Surrogates need time to physically recover and emotionally process the experience. Some slip back into daily life quickly, especially if they have young children who demand attention. Others go through a quieter period of hormonal shifts and unexpected feelings. Scheduled postnatal check‑ups and a couple of mental health check‑ins should be part of the plan, not an afterthought.
Intended parents transition abruptly from project‑management mode to round‑the‑clock baby care. Many describe a strange silence where chat groups with the clinic and agency grow quiet and the focus shifts to feeding schedules, vaccinations, and lack of sleep. Some miss the regular contact they had with the surrogate and staff; others feel relieved to move into ordinary parenthood.
The long‑term relationship between surrogate and intended parents varies. In some altruistic arrangements in India, the surrogate is literally an aunt the child will see at every Diwali. In others, especially anonymous or semi‑anonymous arrangements in other countries, contact becomes a yearly message with a photo and an update. The healthiest patterns are those discussed early, so no one feels ghosted or intruded on.
One more question surfaces a few years surrogacy process australia later: how to explain to the child how surrogacy works in their own story. Parents often start with simple versions like “Another kind lady helped carry you in her tummy so you could come to us,” and add details as the child grows. Being open, matter‑of‑fact, and positive about the surrogate tends to build a strong sense of identity rather than confusion.
Is surrogacy right for you?
Surrogacy is not a shortcut. It is not easier than adoption, nor is it simply “outsourcing pregnancy.” It carries financial, legal, and emotional costs, and in India it now comes with a very specific and narrow legal gate.
When people quietly ask “How is surrogacy done?” what they often mean is “Can I live with what it demands?” That answer depends on many factors:
Medical reality: Is there a clear reason pregnancy is unsafe or impossible for you, and has that been confirmed by doctors who do not have a commercial stake?
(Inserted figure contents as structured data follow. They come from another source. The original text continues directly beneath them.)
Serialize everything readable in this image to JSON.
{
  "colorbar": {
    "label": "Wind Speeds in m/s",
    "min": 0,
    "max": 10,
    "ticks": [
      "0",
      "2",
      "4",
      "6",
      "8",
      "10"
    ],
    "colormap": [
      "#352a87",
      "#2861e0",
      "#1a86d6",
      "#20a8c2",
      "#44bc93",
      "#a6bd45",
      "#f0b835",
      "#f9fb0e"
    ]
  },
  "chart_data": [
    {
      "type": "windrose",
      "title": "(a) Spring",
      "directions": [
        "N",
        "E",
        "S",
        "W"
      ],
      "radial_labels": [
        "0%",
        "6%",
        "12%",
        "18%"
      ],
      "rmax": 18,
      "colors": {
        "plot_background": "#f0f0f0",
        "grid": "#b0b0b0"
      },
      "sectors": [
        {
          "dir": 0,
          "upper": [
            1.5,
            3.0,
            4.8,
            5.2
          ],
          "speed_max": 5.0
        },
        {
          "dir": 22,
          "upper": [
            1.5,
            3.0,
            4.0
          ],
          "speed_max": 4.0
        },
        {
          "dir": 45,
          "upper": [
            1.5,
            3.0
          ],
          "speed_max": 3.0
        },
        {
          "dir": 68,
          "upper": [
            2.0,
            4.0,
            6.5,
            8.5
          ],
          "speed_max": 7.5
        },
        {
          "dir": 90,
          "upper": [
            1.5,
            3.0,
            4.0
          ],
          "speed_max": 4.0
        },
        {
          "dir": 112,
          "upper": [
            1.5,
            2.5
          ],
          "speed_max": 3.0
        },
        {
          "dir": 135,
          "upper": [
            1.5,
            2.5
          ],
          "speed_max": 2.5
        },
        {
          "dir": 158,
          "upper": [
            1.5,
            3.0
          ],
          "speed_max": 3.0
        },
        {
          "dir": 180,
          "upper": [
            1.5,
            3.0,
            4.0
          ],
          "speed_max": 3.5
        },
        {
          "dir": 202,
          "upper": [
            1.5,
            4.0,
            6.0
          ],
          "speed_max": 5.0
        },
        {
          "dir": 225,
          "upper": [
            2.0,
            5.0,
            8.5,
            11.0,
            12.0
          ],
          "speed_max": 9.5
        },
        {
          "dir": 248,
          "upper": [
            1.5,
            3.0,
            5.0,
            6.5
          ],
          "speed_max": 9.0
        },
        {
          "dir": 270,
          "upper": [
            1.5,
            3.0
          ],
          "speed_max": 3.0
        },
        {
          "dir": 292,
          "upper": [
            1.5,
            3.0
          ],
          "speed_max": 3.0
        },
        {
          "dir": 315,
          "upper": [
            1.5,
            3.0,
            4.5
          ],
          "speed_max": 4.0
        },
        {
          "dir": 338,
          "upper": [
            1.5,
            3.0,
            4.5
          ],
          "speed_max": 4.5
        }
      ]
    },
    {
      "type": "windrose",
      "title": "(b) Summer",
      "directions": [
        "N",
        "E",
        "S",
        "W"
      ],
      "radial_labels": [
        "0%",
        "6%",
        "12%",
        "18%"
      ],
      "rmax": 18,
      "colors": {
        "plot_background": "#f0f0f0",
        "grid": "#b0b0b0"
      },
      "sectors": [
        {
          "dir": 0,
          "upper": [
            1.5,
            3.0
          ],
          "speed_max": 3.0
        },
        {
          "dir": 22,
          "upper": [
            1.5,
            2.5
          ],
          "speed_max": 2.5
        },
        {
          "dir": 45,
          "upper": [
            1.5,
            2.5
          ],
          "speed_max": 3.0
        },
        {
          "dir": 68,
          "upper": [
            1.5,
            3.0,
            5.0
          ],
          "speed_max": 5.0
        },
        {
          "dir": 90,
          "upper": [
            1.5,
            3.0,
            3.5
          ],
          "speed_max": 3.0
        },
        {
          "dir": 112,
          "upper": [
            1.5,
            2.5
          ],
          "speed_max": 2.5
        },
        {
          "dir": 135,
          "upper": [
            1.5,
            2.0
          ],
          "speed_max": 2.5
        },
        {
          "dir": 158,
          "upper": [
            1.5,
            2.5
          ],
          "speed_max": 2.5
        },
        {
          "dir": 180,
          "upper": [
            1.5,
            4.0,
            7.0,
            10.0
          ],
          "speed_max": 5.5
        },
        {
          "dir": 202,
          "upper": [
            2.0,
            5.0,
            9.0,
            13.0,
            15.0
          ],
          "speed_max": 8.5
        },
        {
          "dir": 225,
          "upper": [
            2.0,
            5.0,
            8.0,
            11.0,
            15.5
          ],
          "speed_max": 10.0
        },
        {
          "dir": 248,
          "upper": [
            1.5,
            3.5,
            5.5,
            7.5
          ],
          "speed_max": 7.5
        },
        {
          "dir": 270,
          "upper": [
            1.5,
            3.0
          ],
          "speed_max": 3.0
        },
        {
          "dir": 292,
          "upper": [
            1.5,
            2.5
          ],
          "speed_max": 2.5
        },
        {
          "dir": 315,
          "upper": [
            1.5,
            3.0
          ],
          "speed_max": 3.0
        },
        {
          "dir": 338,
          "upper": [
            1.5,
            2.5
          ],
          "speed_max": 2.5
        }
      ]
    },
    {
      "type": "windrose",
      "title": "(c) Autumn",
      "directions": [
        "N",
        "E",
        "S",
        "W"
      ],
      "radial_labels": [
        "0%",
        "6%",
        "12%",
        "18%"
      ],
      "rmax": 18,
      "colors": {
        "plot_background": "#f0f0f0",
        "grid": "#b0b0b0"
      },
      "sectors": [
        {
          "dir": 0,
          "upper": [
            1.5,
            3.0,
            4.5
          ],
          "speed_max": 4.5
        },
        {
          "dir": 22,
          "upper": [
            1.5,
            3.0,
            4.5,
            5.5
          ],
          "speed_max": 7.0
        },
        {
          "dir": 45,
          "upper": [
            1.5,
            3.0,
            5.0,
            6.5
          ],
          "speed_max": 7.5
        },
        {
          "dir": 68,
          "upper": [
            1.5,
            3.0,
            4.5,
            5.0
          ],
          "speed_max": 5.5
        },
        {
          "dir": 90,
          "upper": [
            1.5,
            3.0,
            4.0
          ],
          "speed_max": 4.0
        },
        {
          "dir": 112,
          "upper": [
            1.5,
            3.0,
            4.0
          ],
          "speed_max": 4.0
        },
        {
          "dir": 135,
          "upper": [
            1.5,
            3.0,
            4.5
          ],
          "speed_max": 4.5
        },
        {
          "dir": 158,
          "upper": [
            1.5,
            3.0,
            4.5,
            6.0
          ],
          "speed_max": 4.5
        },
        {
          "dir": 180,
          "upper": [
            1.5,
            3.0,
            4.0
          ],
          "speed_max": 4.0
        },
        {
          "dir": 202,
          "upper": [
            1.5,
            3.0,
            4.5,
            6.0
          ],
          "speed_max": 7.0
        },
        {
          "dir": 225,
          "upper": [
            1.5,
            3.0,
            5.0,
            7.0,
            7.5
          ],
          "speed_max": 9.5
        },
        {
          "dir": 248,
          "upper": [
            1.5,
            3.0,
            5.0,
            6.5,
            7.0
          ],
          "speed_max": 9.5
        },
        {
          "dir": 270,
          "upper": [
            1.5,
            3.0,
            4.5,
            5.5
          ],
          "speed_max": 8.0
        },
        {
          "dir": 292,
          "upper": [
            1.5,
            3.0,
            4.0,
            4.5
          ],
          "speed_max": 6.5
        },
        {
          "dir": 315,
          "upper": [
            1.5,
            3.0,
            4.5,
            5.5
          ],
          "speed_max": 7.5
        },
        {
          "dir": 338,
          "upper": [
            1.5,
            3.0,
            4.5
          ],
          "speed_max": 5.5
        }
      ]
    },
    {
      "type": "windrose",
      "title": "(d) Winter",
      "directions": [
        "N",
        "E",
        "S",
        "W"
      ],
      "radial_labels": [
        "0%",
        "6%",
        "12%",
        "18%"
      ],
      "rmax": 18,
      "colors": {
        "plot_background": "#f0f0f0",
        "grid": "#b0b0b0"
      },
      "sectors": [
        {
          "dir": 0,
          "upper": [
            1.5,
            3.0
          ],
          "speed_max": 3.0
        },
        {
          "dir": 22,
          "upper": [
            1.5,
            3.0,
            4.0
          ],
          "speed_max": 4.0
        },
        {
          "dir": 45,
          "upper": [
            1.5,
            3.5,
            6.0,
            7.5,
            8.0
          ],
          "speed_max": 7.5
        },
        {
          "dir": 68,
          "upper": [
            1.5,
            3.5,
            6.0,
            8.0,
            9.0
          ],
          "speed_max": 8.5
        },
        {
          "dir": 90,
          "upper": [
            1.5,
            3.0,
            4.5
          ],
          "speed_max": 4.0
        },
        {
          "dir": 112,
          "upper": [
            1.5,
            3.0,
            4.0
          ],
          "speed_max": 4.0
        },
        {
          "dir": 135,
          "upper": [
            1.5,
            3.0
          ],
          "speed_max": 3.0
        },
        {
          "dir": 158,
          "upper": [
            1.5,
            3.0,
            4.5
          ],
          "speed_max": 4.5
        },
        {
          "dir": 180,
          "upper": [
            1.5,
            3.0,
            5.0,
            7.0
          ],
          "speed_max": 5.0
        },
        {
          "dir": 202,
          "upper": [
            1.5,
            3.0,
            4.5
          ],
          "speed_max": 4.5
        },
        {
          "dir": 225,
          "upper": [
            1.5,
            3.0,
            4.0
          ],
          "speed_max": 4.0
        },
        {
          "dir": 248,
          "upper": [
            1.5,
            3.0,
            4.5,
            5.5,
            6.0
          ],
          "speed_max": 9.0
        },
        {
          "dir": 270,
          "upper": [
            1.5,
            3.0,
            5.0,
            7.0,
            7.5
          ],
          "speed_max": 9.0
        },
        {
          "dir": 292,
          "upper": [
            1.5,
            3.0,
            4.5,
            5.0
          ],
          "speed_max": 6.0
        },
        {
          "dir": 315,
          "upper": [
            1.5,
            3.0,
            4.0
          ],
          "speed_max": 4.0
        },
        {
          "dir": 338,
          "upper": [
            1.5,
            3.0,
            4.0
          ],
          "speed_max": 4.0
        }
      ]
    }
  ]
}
Legal feasibility: Given the current surrogacy laws in India or wherever you live, are you actually eligible, and can you comply with the documentation and restrictions?
Family backing: If the law requires a relative as a surrogate, is there someone willing and medically suitable? Can your extended family handle the complexity without long‑term bitterness?
Financial resilience: Even with altruistic surrogacy, fertility treatments, hospital stays, and legal work cost serious money. Have you planned realistically?
Emotional bandwidth: Can you live with the lack of control, the distance from the pregnancy, and the possibility that, even after all this, it may not work on the first try?
For some, the answer is still yes, and surrogacy becomes the path that finally leads to a baby. For others, answering these questions honestly points them toward adoption, child‑free living, or a different kind of medical attempt.
Understanding how surrogacy works in real life, from matching to birth and beyond, helps remove some of the mystery. What remains is the very human core of the process: people doing something hard, together, in the hope of bringing a new life safely into the world.